Why Are Heating Bills Increasing This Winter?
Natural gas, electricity, propane, heating oil. Whatever fuel you use, heating bills are going up this winter. Here's what the latest data means.
The U.S. Energy Information Administration (EIA) estimates U.S. consumers will pay an average of 17.5 percent more this winter more for natural gas, electricity, heating oil and propane. Predicted colder than average temperatures combined with higher fuel prices could have a significant impact on your budget.
The EIA’s 2022 Winter Fuels Outlook breaks down what to expect this winter when you review your heating bill. A lot depends on where you live and who provides your fuel. A milder or more severe winter than predicted by the National Oceanic and Atmospheric Administration (NOAA) will also affect the estimates.
What Is Causing Heating Bills To Rise?
Higher prices in the wholesale fuel markets and higher demand by consumers will drive up heating bills this winter, according to the EIA.
Because we can’t easily change how we heat our homes, fuel markets can be more volatile than other commodities. Disruptions like the pandemic and Russia’s invasion of Ukraine impact consumers directly by affecting wholesale fuel prices. Those higher prices are then passed on to consumers, although the speed of rate increases depends on the fuel type.
Weather plays a major role, too. People use more energy in the winter to heat their homes, and that rise in demand can cause supply disruptions. If fuel inventories are low, prices may rise.
Below are some cost factors for specific fuels. P.S. Did you know conserving hot water can reduce high utility bills?
Why Is the Cost of Natural Gas Rising?
Higher consumption and rising retail natural gas prices mean consumers will pay 28 percent higher heating bills this year, or about $931.
Wholesale natural gas prices are based on what’s called the Henry Hub spot price, and that’s expected to be 54 percent higher this winter than last, according to the EIA. (The Henry Hub is a major pipeline distribution hub in Louisiana.)
That increase, which factors in production, inventories and market demand, doesn’t immediately pass through to consumers because of the natural gas market’s regulatory structure.
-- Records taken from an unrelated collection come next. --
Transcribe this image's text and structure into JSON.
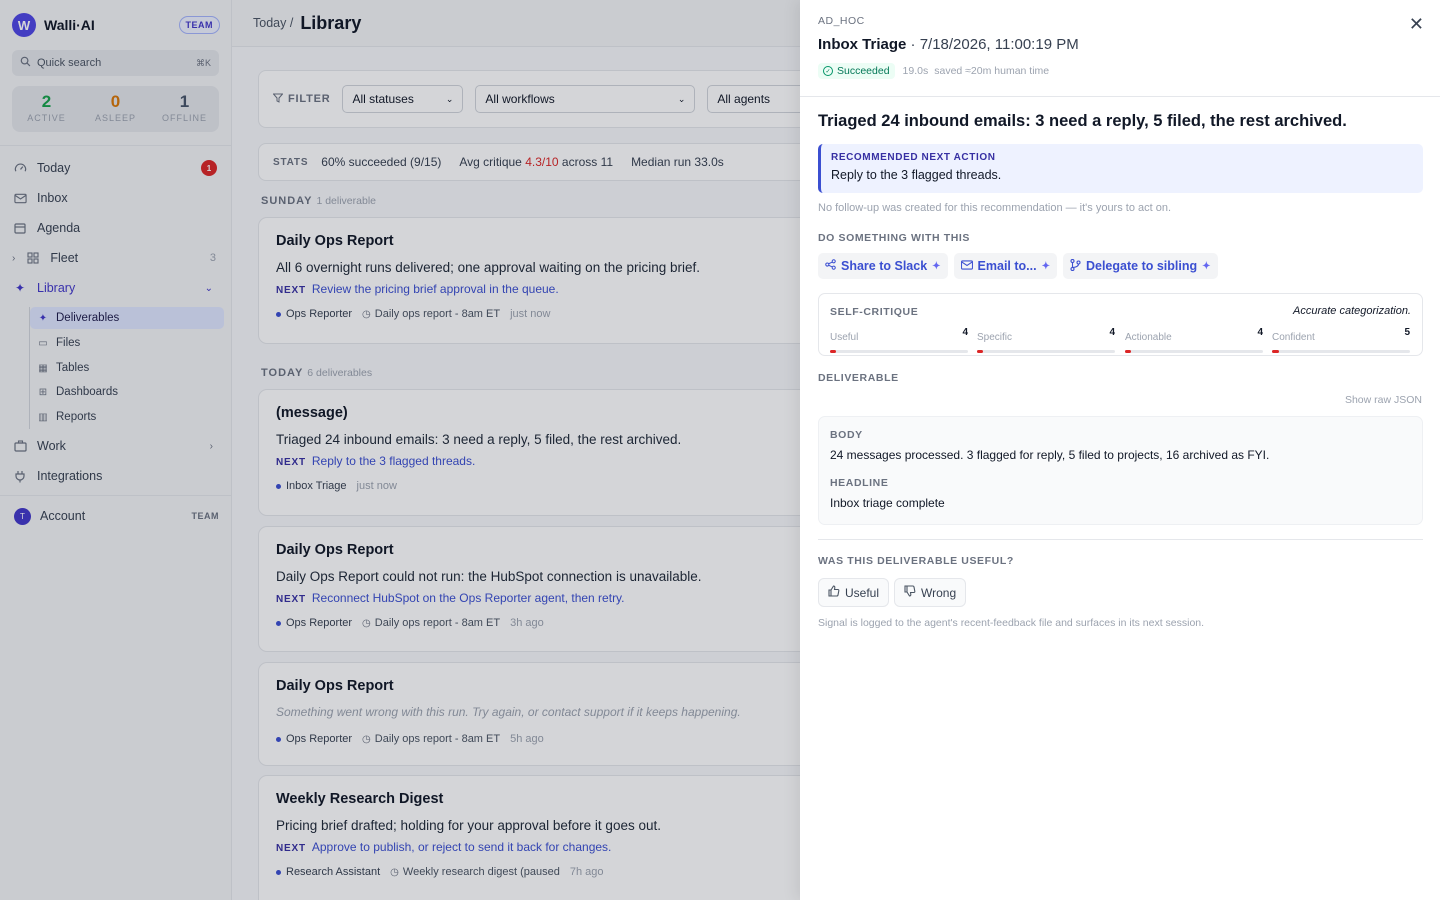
{
  "sidebar": {
    "brand": "Walli·AI",
    "brand_initial": "W",
    "team_badge": "TEAM",
    "search": {
      "placeholder": "Quick search",
      "shortcut": "⌘K"
    },
    "stats": [
      {
        "value": "2",
        "label": "ACTIVE",
        "color": "#16a34a"
      },
      {
        "value": "0",
        "label": "ASLEEP",
        "color": "#d97706"
      },
      {
        "value": "1",
        "label": "OFFLINE",
        "color": "#475569"
      }
    ],
    "nav": {
      "today": {
        "label": "Today",
        "badge": "1"
      },
      "inbox": {
        "label": "Inbox"
      },
      "agenda": {
        "label": "Agenda"
      },
      "fleet": {
        "label": "Fleet",
        "count": "3"
      },
      "library": {
        "label": "Library"
      },
      "work": {
        "label": "Work"
      },
      "integrations": {
        "label": "Integrations"
      }
    },
    "library_sub": [
      "Deliverables",
      "Files",
      "Tables",
      "Dashboards",
      "Reports"
    ],
    "account": {
      "label": "Account",
      "initial": "T",
      "plan": "TEAM"
    }
  },
  "main": {
    "breadcrumb": "Today /",
    "title": "Library",
    "filter": {
      "label": "FILTER",
      "status": "All statuses",
      "workflow": "All workflows",
      "agent": "All agents"
    },
    "stats": {
      "label": "STATS",
      "succeeded": "60% succeeded (9/15)",
      "critique_prefix": "Avg critique",
      "critique_value": "4.3/10",
      "critique_suffix": "across 11",
      "median": "Median run 33.0s"
    },
    "groups": [
      {
        "day": "SUNDAY",
        "count": "1 deliverable"
      },
      {
        "day": "TODAY",
        "count": "6 deliverables"
      }
    ],
    "next_label": "NEXT",
    "cards": [
      {
        "title": "Daily Ops Report",
        "body": "All 6 overnight runs delivered; one approval waiting on the pricing brief.",
        "next": "Review the pricing brief approval in the queue.",
        "agent": "Ops Reporter",
        "schedule": "Daily ops report - 8am ET",
        "time": "just now"
      },
      {
        "title": "(message)",
        "body": "Triaged 24 inbound emails: 3 need a reply, 5 filed, the rest archived.",
        "next": "Reply to the 3 flagged threads.",
        "agent": "Inbox Triage",
        "time": "just now"
      },
      {
        "title": "Daily Ops Report",
        "body": "Daily Ops Report could not run: the HubSpot connection is unavailable.",
        "next": "Reconnect HubSpot on the Ops Reporter agent, then retry.",
        "agent": "Ops Reporter",
        "schedule": "Daily ops report - 8am ET",
        "time": "3h ago"
      },
      {
        "title": "Daily Ops Report",
        "body": "Something went wrong with this run. Try again, or contact support if it keeps happening.",
        "agent": "Ops Reporter",
        "schedule": "Daily ops report - 8am ET",
        "time": "5h ago"
      },
      {
        "title": "Weekly Research Digest",
        "body": "Pricing brief drafted; holding for your approval before it goes out.",
        "next": "Approve to publish, or reject to send it back for changes.",
        "agent": "Research Assistant",
        "schedule": "Weekly research digest (paused",
        "time": "7h ago"
      }
    ]
  },
  "drawer": {
    "kind": "AD_HOC",
    "title": "Inbox Triage",
    "timestamp": "· 7/18/2026, 11:00:19 PM",
    "status": "Succeeded",
    "duration": "19.0s",
    "saved": "saved ≈20m human time",
    "headline": "Triaged 24 inbound emails: 3 need a reply, 5 filed, the rest archived.",
    "recommended": {
      "label": "RECOMMENDED NEXT ACTION",
      "value": "Reply to the 3 flagged threads."
    },
    "rec_note": "No follow-up was created for this recommendation — it's yours to act on.",
    "actions_label": "DO SOMETHING WITH THIS",
    "actions": [
      "Share to Slack",
      "Email to...",
      "Delegate to sibling"
    ],
    "critique": {
      "label": "SELF-CRITIQUE",
      "quote": "Accurate categorization.",
      "metrics": [
        {
          "name": "Useful",
          "value": "4",
          "fraction": 0.04
        },
        {
          "name": "Specific",
          "value": "4",
          "fraction": 0.04
        },
        {
          "name": "Actionable",
          "value": "4",
          "fraction": 0.04
        },
        {
          "name": "Confident",
          "value": "5",
          "fraction": 0.05
        }
      ]
    },
    "deliverable_label": "DELIVERABLE",
    "raw_json": "Show raw JSON",
    "fields": {
      "body_label": "BODY",
      "body": "24 messages processed. 3 flagged for reply, 5 filed to projects, 16 archived as FYI.",
      "headline_label": "HEADLINE",
      "headline": "Inbox triage complete"
    },
    "feedback": {
      "question": "WAS THIS DELIVERABLE USEFUL?",
      "useful": "Useful",
      "wrong": "Wrong",
      "note": "Signal is logged to the agent's recent-feedback file and surfaces in its next session."
    }
  }
}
So you’re unlikely to see a 54 percent increase on your heating bill.
The U.S. is projected to end this year’s “injection season” (when producers store natural gas for withdrawal during winter) with the lowest levels of reserve inventories in three years. That’s partially due to exporters shipping liquified natural gas (LNG) to Europe after Russia cut off their supply. High demand in Europe means high prices for exporters and lower reserves in the U.S.
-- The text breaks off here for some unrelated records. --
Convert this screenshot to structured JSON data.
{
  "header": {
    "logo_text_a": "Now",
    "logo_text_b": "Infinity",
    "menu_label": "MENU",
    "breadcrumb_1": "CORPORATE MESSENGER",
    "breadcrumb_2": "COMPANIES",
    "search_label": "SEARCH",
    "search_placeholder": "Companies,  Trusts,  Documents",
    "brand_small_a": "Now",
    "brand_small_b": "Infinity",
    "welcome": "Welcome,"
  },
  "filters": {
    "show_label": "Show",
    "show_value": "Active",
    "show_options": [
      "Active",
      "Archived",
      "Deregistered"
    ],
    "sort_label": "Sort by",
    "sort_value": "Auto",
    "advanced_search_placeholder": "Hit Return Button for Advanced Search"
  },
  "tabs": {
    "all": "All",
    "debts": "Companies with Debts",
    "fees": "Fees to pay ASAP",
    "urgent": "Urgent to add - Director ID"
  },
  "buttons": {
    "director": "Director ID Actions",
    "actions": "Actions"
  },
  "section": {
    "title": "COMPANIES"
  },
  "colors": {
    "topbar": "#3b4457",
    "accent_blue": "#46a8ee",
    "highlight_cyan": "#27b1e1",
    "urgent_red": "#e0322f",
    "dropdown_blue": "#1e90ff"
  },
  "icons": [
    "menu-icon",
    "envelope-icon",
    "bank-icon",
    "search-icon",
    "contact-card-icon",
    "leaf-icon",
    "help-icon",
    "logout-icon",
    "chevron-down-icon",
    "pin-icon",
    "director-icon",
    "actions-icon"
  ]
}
Why Is the Cost of Electricity Rising?
The EIA predicts higher consumption and higher prices will push consumer electricity costs up 10 percent this winter compared to last. That’s about $1,360 per household on average and reflects the total electricity cost of a home, including lights and appliances.
The cost of electricity is depends on the cost of other fuels, namely natural gas. From January to July of this year, U.S. electricity producers paid three times more for natural gas than the same period in 2020, according to the EIA. Other factors include upkeep of plants and transmission lines, weather and regulatory requirements.
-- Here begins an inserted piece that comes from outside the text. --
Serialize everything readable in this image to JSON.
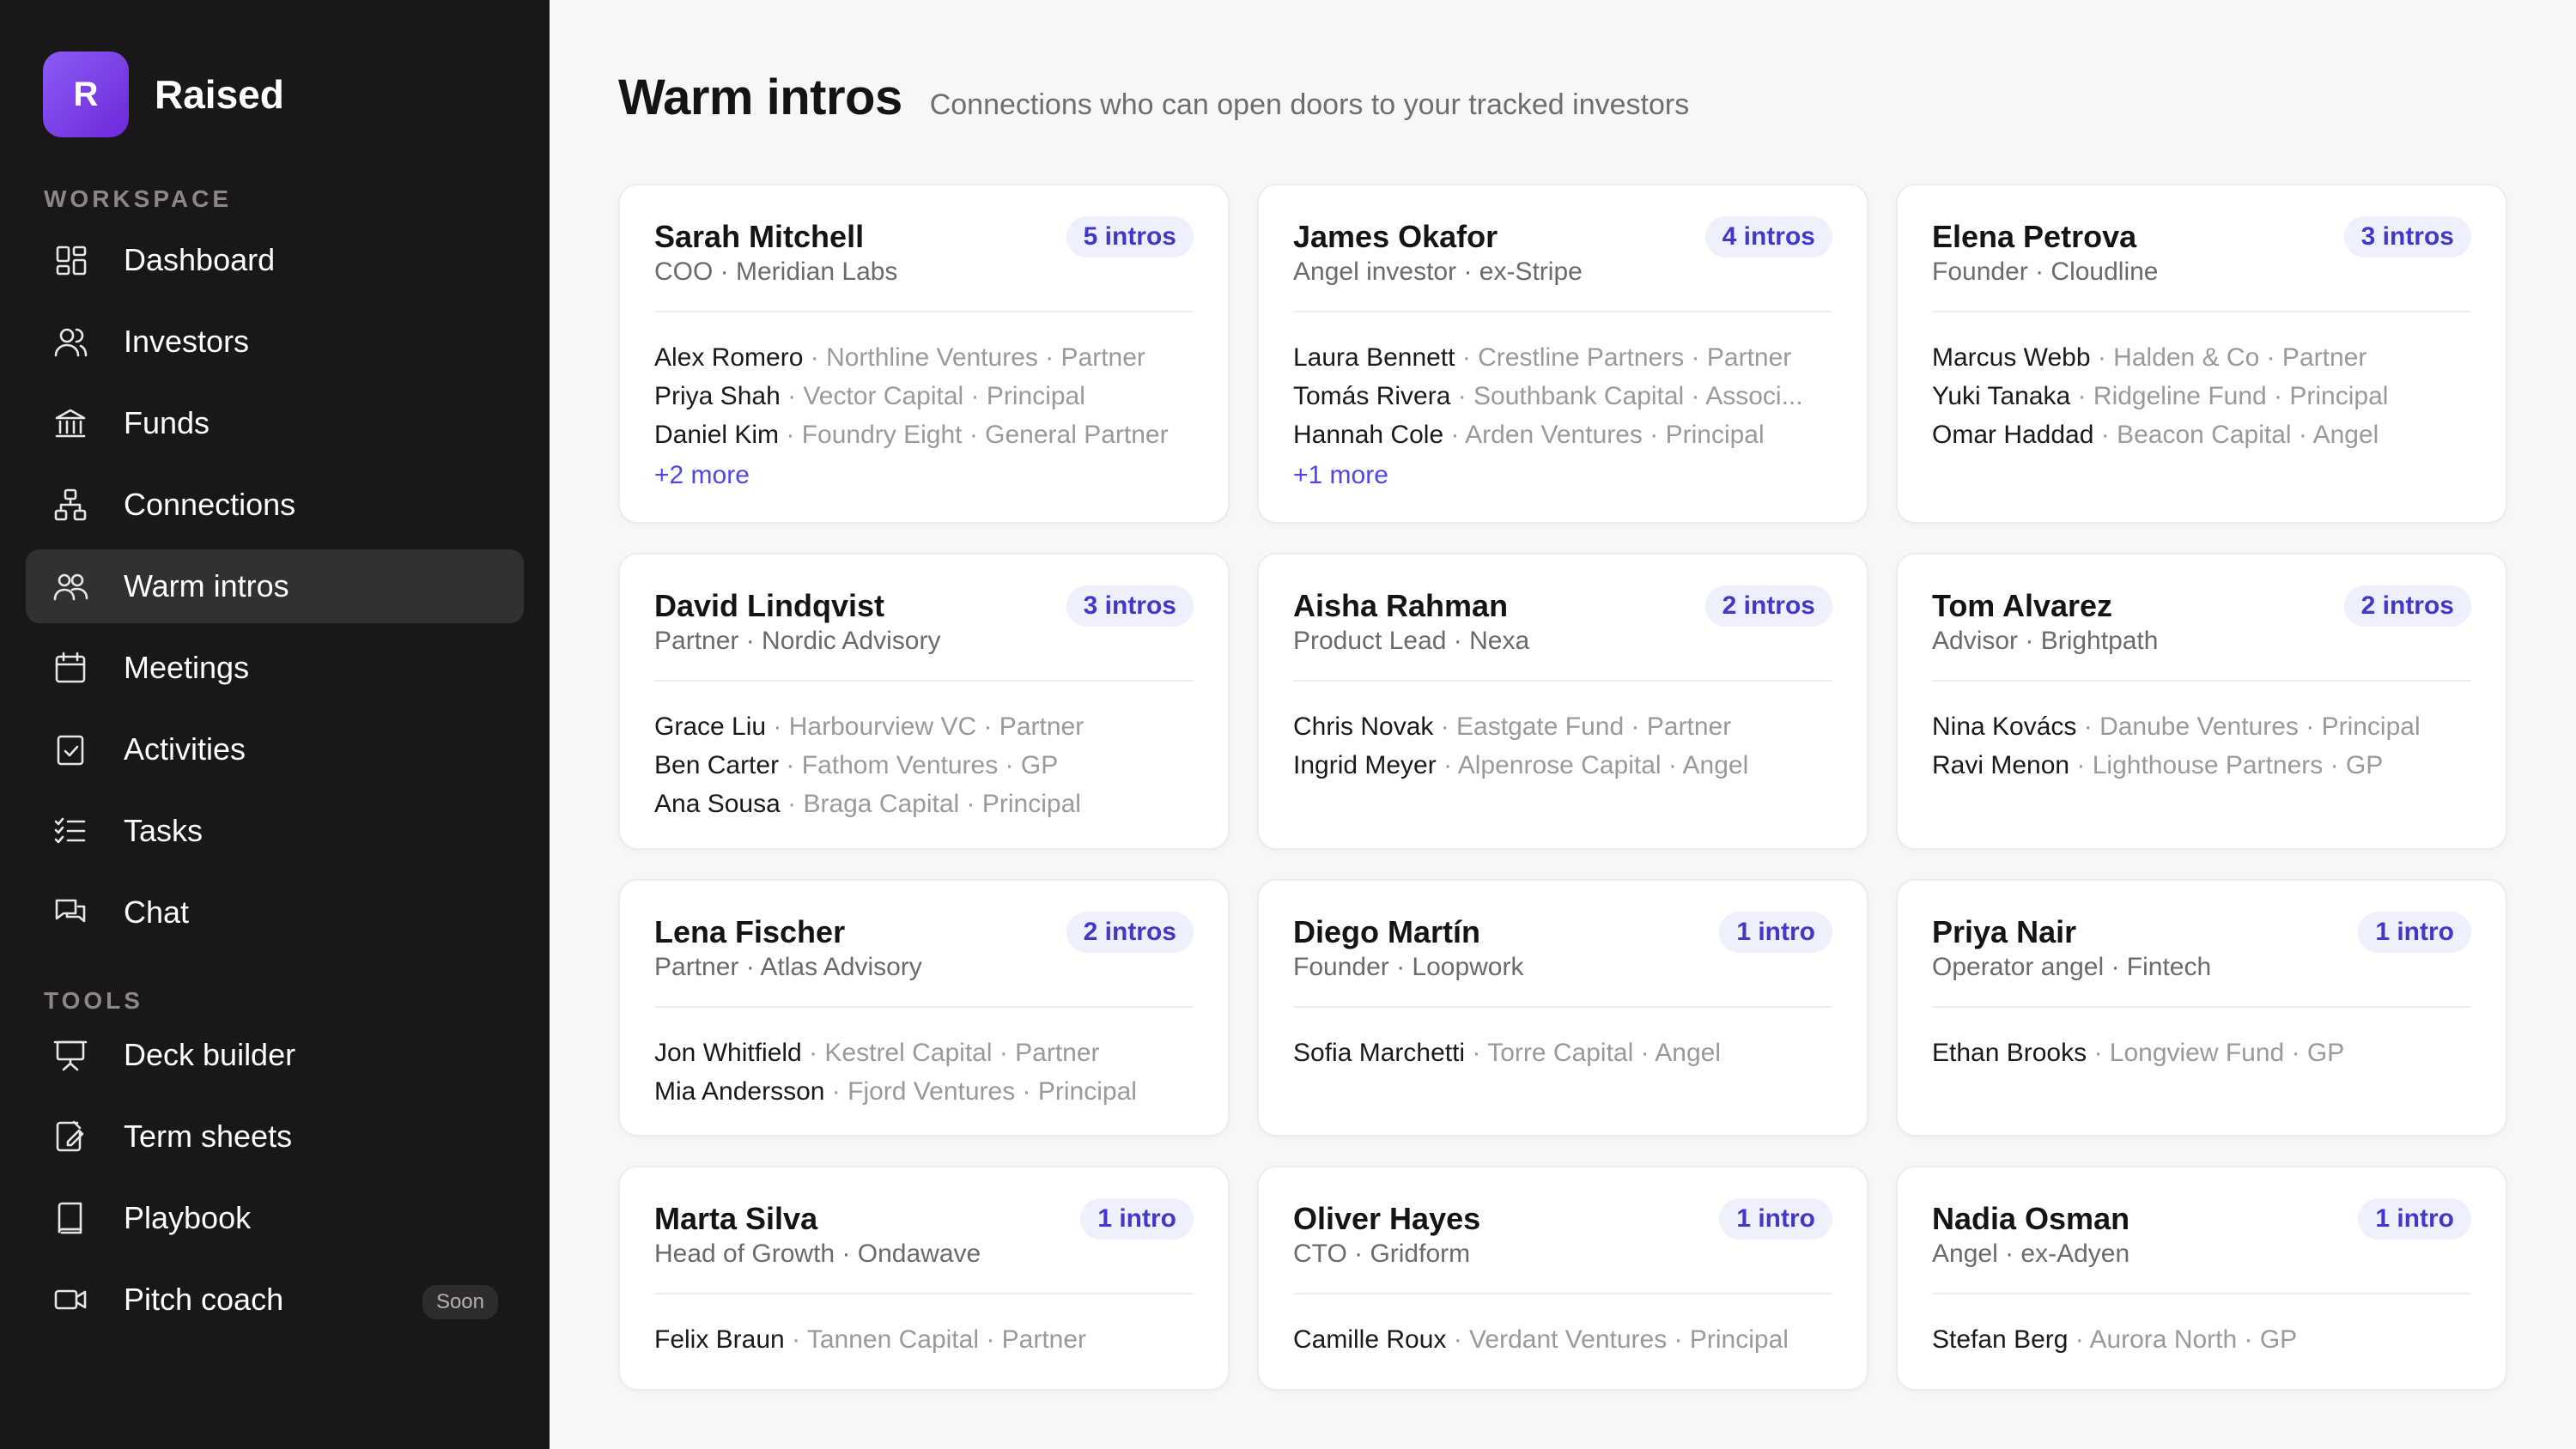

Residential customers in deregulated energy markets see a pass-through of higher wholesale prices more quickly than regulated ones. So if you live in the Northeast, you’re expected to pay eight percent more this winter. In the more regulated market in the West, it’ll be closer to four percent.
Why Is the Cost of Propane Rising?
Household propane costs will be up about five percent this winter, due to higher consumption. That’s about $80 more than last year, or $1,680. This estimate does not include homes on the West Coast because the EIA doesn’t collect propane data there.
Similar to natural gas, propane has a spot price, measured at a hub near Houston. That price at the end of September 2022 was down 40 percent from last year. Last winter the propane markets were more volatile due to lower inventories and higher prices, but have since leveled off.
Propane prices are highly regional. While consumption is expected to go up in all measured sectors, prices will be up four percent in the Northeast, down three percent in the South and stay the same in the Midwest.
Why Is the Cost of Heating Oil Rising?
Low inventories, limited refining capacity and low imports in the U.S. distillate market will push retail heating oil prices up this winter, according to the EIA. Couple that with higher consumption due to the forecasted cold winter, and consumers will be paying $2,350 to heat their homes this winter, up 27 percent.
Heating oil prices depend on the costs of three things: crude oil, refining that crude into heating oil and delivering it to homes. As a result, heating oil prices tend to track with crude oil prices. When the price of crude is steady, prices tend to go up in the winter when demand is highest. Regional competition also plays a role.